I spin around, taking in the beauty of the clearing—there’s so much more light to feed my soul, never mind aether-ripened fruit—and Daesra makes a contemplative noise beside me.

“Perhaps this is somewhat closer to Isha’s original idea,” he murmurs. “Closer to how the rest of this place used to be.”

I still don’t want to credit Isha for much of anything, so I start off through the grass, my silver gown trailing behind me. “The gate is nearby. I can feel it.”

Daesra catches my arm as I reach the tree line. “You’re like a hound on the scent. More eager even than this hound here.”

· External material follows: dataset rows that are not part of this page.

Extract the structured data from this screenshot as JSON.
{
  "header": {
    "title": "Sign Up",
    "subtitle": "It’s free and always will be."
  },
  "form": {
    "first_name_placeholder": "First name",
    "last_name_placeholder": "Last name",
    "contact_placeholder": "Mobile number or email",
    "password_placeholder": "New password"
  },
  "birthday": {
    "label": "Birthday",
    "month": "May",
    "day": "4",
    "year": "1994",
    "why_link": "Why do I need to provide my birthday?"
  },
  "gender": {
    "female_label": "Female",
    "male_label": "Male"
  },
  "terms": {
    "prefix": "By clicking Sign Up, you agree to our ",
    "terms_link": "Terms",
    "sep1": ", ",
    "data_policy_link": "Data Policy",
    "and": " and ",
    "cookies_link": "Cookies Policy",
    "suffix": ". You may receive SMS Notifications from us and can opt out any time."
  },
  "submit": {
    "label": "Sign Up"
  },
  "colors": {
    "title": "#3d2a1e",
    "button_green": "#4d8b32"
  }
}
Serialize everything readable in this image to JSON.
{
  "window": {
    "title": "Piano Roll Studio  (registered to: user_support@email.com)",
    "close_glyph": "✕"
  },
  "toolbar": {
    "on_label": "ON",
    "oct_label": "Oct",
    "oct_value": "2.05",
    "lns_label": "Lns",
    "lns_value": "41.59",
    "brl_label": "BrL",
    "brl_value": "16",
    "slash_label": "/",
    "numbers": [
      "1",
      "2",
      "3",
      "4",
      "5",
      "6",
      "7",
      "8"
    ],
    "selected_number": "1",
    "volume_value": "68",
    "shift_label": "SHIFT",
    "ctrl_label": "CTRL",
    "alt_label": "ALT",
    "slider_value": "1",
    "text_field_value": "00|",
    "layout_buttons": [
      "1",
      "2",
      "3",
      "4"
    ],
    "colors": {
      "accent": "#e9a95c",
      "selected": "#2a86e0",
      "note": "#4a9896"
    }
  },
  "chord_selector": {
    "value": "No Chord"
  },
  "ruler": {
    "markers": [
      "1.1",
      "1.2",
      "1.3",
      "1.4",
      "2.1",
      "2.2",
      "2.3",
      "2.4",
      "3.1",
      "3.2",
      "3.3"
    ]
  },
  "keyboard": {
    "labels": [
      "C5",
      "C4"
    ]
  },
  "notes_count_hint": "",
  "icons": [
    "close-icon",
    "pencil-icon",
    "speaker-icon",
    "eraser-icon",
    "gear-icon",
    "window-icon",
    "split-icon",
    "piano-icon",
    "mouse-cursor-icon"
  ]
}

I look back to see the hulking chimera following us reluctantly, coming only with Melé’s gentle coaxing. “How flattering.”

Daesra smiles, but I can see how threadbare he is on the inside, even if he doesn’t look it. “We can take a moment to relax. This is the last time we’ll likely ever see this place.”

Good riddance, I can’t help thinking, but I force myself to take a deep breath. “Perhaps we can spare a moment. Even I wanted to see this place. To reach the fruit, more than anything.” I pause and hold his gaze. “So I could remember you.”

Daesra grins and, in a sweetly boyish gesture, leaps up to pluck one—a golden plum. And then he tosses it to me. My silver hand catches it reflexively, just like my shadow hand caught the ring. I’d been reaching for it, but I might never have been fast enough on my own.

Good thing it didn’t know what it was I caught—my freedom from Isha.